Nothing in the Compact for a Balanced Budget trenches on any federally delegated power, because conditional enactments and express provisions ensure that all requisite congressional action in the Article V amendment process would be secured before any compact provision predicated on such action became operative. Although it is true that the Compact Commission will operate immediately upon the membership of two states, that changes nothing in this regard. A compact does not trench on federal power merely because it provides “strength in numbers” among the states for a more effective federal educational or lobbying campaign.[24] To claim otherwise, one would have to demonstrate that the federal government, not the states, has the exclusive power to direct and control an Article V convention by way of setting the convention agenda and delegate instructions. But all of the available Founding-era and near-Founding-era evidence shows that it was the public understanding of the Framers and the Ratifiers that the states would target the Article V convention process to desired amendments, which implies state control over the convention agenda and delegates.
In fact, any convention called in response to applications of state legislatures seeking a convention with a specific agenda is naturally understood as adopting that specific agenda.[25] This is because the word “application” was a legal term of art at the time of the founding that described a written means of petitioning a legislative body for specific relief.[26] The usual and customary practice in response to specific applications was either to grant what was requested or to deny them.[27] The contemporaneous usage of “application” thus supports the conclusion that state legislatures had the power to apply for an Article V convention with a specific agenda.
Consistent with that understanding, Hamilton wrote in Federalist No. 85, “If, on the contrary, the Constitution proposed should once be ratified by all the States as it stands, alterations in it may at any time be effected by nine States.”[28] The reference to alterations being “effected by nine States” was in regard to what would be “effected” by the application of two-thirds of the states for an Article V convention; nine states being two-thirds of the original thirteen. The fact that Hamilton intended to convey the understanding that the application itself would specify the desired “alteration” is further evident in the immediately following sentence: “Here, then, the chances are as thirteen to nine in favor of subsequent amendment, rather than of the original adoption of an entire system.” Significantly, Hamilton footnoted the number “nine,” explaining: “It may rather be said TEN, for though two thirds may set on foot the measure, three fourths must ratify.” The colorful phrase that “two thirds may set on foot the measure” clearly indicates that the ultimately ratified amendment (“the measure”) would be initially specified by the application of “two thirds” of the state legislatures.
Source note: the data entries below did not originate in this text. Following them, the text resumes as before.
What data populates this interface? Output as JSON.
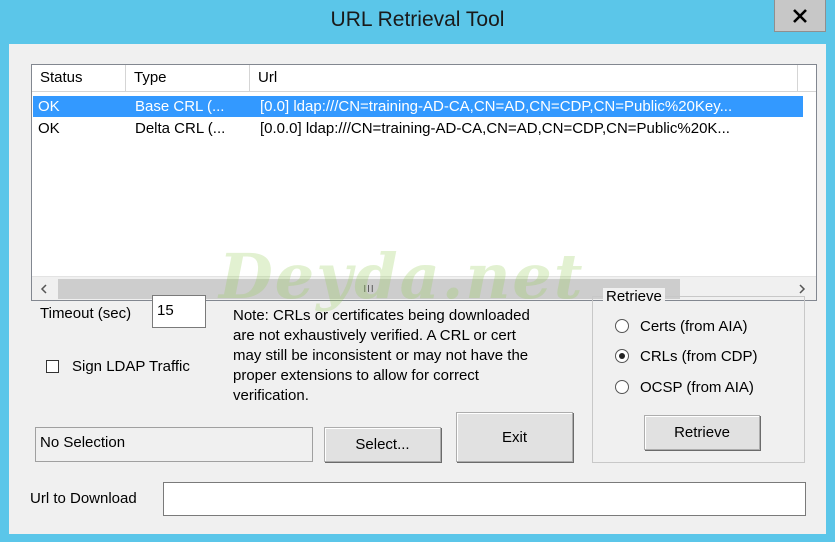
{
  "window": {
    "title": "URL Retrieval Tool"
  },
  "list": {
    "columns": [
      "Status",
      "Type",
      "Url"
    ],
    "rows": [
      {
        "status": "OK",
        "type": "Base CRL (...",
        "url": "[0.0] ldap:///CN=training-AD-CA,CN=AD,CN=CDP,CN=Public%20Key...",
        "selected": true
      },
      {
        "status": "OK",
        "type": "Delta CRL (...",
        "url": "[0.0.0] ldap:///CN=training-AD-CA,CN=AD,CN=CDP,CN=Public%20K...",
        "selected": false
      }
    ],
    "thumb_grip": "III"
  },
  "timeout": {
    "label": "Timeout (sec)",
    "value": "15"
  },
  "sign_ldap": {
    "label": "Sign LDAP Traffic",
    "checked": false
  },
  "note": [
    "Note: CRLs or certificates being downloaded",
    "are not exhaustively verified.  A CRL or cert",
    "may still be inconsistent or may not have the",
    "proper extensions to allow for correct",
    "verification."
  ],
  "selection": {
    "value": "No Selection"
  },
  "buttons": {
    "select": "Select...",
    "exit": "Exit",
    "retrieve": "Retrieve"
  },
  "retrieve_group": {
    "title": "Retrieve",
    "options": [
      {
        "label": "Certs (from AIA)",
        "checked": false
      },
      {
        "label": "CRLs (from CDP)",
        "checked": true
      },
      {
        "label": "OCSP (from AIA)",
        "checked": false
      }
    ]
  },
  "url_to_download": {
    "label": "Url to Download",
    "value": ""
  },
  "watermark": "Deyda.net",
  "colors": {
    "titlebar": "#5bc6e9",
    "selection": "#3399ff",
    "dialog": "#f0f0f0"
  }
}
Indeed, Alexander Hamilton concluded Federalist No. 85 by concluding, “We may safely rely on the disposition of the State legislatures to erect barriers against the encroachments of the national authority” by using their amendment power under Article V. Because Congress selects the mode of ratification and state legislative ratification may never happen, we know that Hamilton had to be speaking of the targeting of Article V applications originated by state legislatures as the source of such barriers to national encroachments.
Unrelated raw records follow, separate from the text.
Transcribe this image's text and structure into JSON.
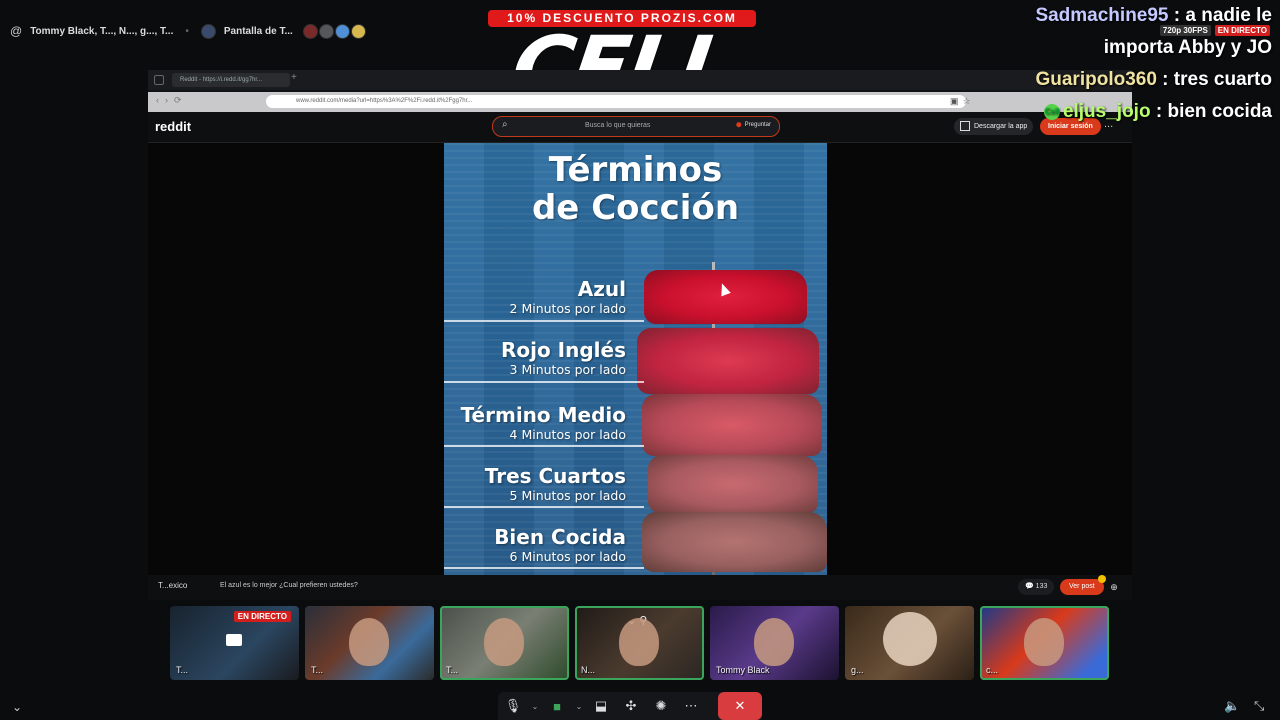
{
  "topbar": {
    "at_symbol": "@",
    "title": "Tommy Black, T..., N..., g..., T...",
    "stream_label": "Pantalla de T..."
  },
  "overlay": {
    "promo": "10% DESCUENTO PROZIS.COM",
    "logo": "CELL",
    "stream_quality": "720p 30FPS",
    "live_badge": "EN DIRECTO"
  },
  "chat": [
    {
      "user": "Sadmachine95",
      "message": " : a nadie le"
    },
    {
      "user": "",
      "message": "importa Abby y JO"
    },
    {
      "user": "Guaripolo360",
      "message": " : tres cuarto"
    },
    {
      "user": "eljus_jojo",
      "message": " : bien cocida",
      "badge": "Cell"
    }
  ],
  "browser": {
    "tab_title": "Reddit - https://i.redd.it/gg7hr...",
    "url": "www.reddit.com/media?url=https%3A%2F%2Fi.redd.it%2Fgg7hr..."
  },
  "reddit": {
    "logo": "reddit",
    "search_placeholder": "Busca lo que quieras",
    "ask_label": "Preguntar",
    "get_app": "Descargar la app",
    "login": "Iniciar sesión",
    "more": "...",
    "caption_user": "T...exico",
    "caption_text": "El azul es lo mejor ¿Cual prefieren ustedes?",
    "comments_count": "133",
    "view_post": "Ver post"
  },
  "poster": {
    "title_line1": "Términos",
    "title_line2": "de Cocción",
    "terms": [
      {
        "name": "Azul",
        "time": "2 Minutos por lado"
      },
      {
        "name": "Rojo Inglés",
        "time": "3 Minutos por lado"
      },
      {
        "name": "Término Medio",
        "time": "4 Minutos por lado"
      },
      {
        "name": "Tres Cuartos",
        "time": "5 Minutos por lado"
      },
      {
        "name": "Bien Cocida",
        "time": "6 Minutos por lado"
      }
    ]
  },
  "participants": [
    {
      "name": "T...",
      "live": "EN DIRECTO"
    },
    {
      "name": "T..."
    },
    {
      "name": "T..."
    },
    {
      "name": "N..."
    },
    {
      "name": "Tommy Black"
    },
    {
      "name": "g..."
    },
    {
      "name": "c..."
    }
  ],
  "colors": {
    "accent_red": "#d93a1b",
    "speaking_green": "#3ba55c",
    "hangup_red": "#d83c3e"
  }
}
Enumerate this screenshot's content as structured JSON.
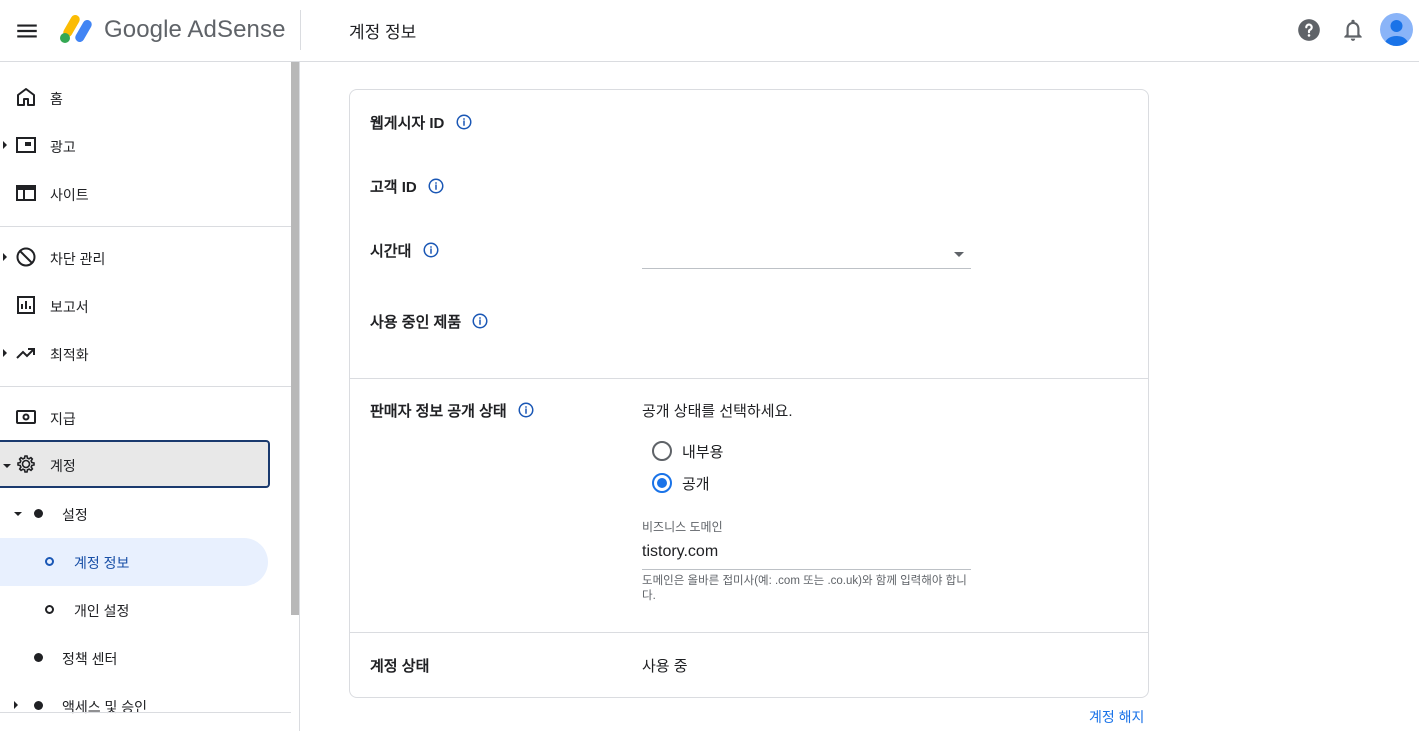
{
  "header": {
    "brand": "Google AdSense",
    "page_title": "계정 정보",
    "icons": {
      "menu": "menu-icon",
      "help": "help-icon",
      "notifications": "bell-icon",
      "account": "avatar"
    },
    "colors": {
      "logo_yellow": "#fbbc04",
      "logo_green": "#34a853",
      "logo_blue": "#4285f4",
      "accent": "#1a73e8"
    }
  },
  "sidebar": {
    "items": [
      {
        "label": "홈",
        "icon": "home-icon"
      },
      {
        "label": "광고",
        "icon": "ads-icon"
      },
      {
        "label": "사이트",
        "icon": "sites-icon"
      },
      {
        "label": "차단 관리",
        "icon": "block-icon"
      },
      {
        "label": "보고서",
        "icon": "reports-icon"
      },
      {
        "label": "최적화",
        "icon": "trending-icon"
      },
      {
        "label": "지급",
        "icon": "payments-icon"
      },
      {
        "label": "계정",
        "icon": "gear-icon"
      }
    ],
    "sub_items": [
      {
        "label": "설정"
      },
      {
        "label": "계정 정보"
      },
      {
        "label": "개인 설정"
      },
      {
        "label": "정책 센터"
      },
      {
        "label": "액세스 및 승인"
      }
    ]
  },
  "card": {
    "publisher_id_label": "웹게시자 ID",
    "customer_id_label": "고객 ID",
    "timezone_label": "시간대",
    "timezone_value": "",
    "products_label": "사용 중인 제품",
    "seller_info_label": "판매자 정보 공개 상태",
    "visibility_prompt": "공개 상태를 선택하세요.",
    "radio_options": [
      {
        "label": "내부용",
        "checked": false
      },
      {
        "label": "공개",
        "checked": true
      }
    ],
    "business_domain_label": "비즈니스 도메인",
    "business_domain_value": "tistory.com",
    "domain_hint": "도메인은 올바른 접미사(예: .com 또는 .co.uk)와 함께 입력해야 합니다.",
    "account_status_label": "계정 상태",
    "account_status_value": "사용 중"
  },
  "footer": {
    "terminate_link": "계정 해지"
  }
}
Hamilton was not alone in his understanding of how applications would unite the states in advancing one or more particular amendments. For example, on January 23, 1788, Federalist No. 43 was published with James Madison’s attributed observation that Article V “equally enables the general and the State governments to originate the amendment of errors, as they may be pointed out by the experience on one side, or on the other.”[29] Similarly, George Washington wrote on April 25, 1788, “it should be remembered that a constitutional door is open for such amendments as shall be thought necessary by nine States.”[30] On June 6, 1788, George Nicholas reiterated the same points at the Virginia ratification convention, observing that state legislatures may apply for an Article V convention confined to a “few points.”[31] Ten years later, on February 7, 1799, James Madison’s Report on the Virginia Resolutions further observed that the states could organize an Article V convention for the “object” of declaring the Alien and Sedition Acts unconstitutional.[32] Of course, achieving these targeted results would naturally require that the states control convention logistics, including delegate appointments and instructions, to target the process to desired amendments. The Compact for a Balanced Budget thus does not infringe on any power delegated to the federal government by doing so—hence there is no need for congressional consent for the compact to be validly formed, although such consent is unavoidably necessary before the compact’s contemplated convention call and ratification referral can be effective.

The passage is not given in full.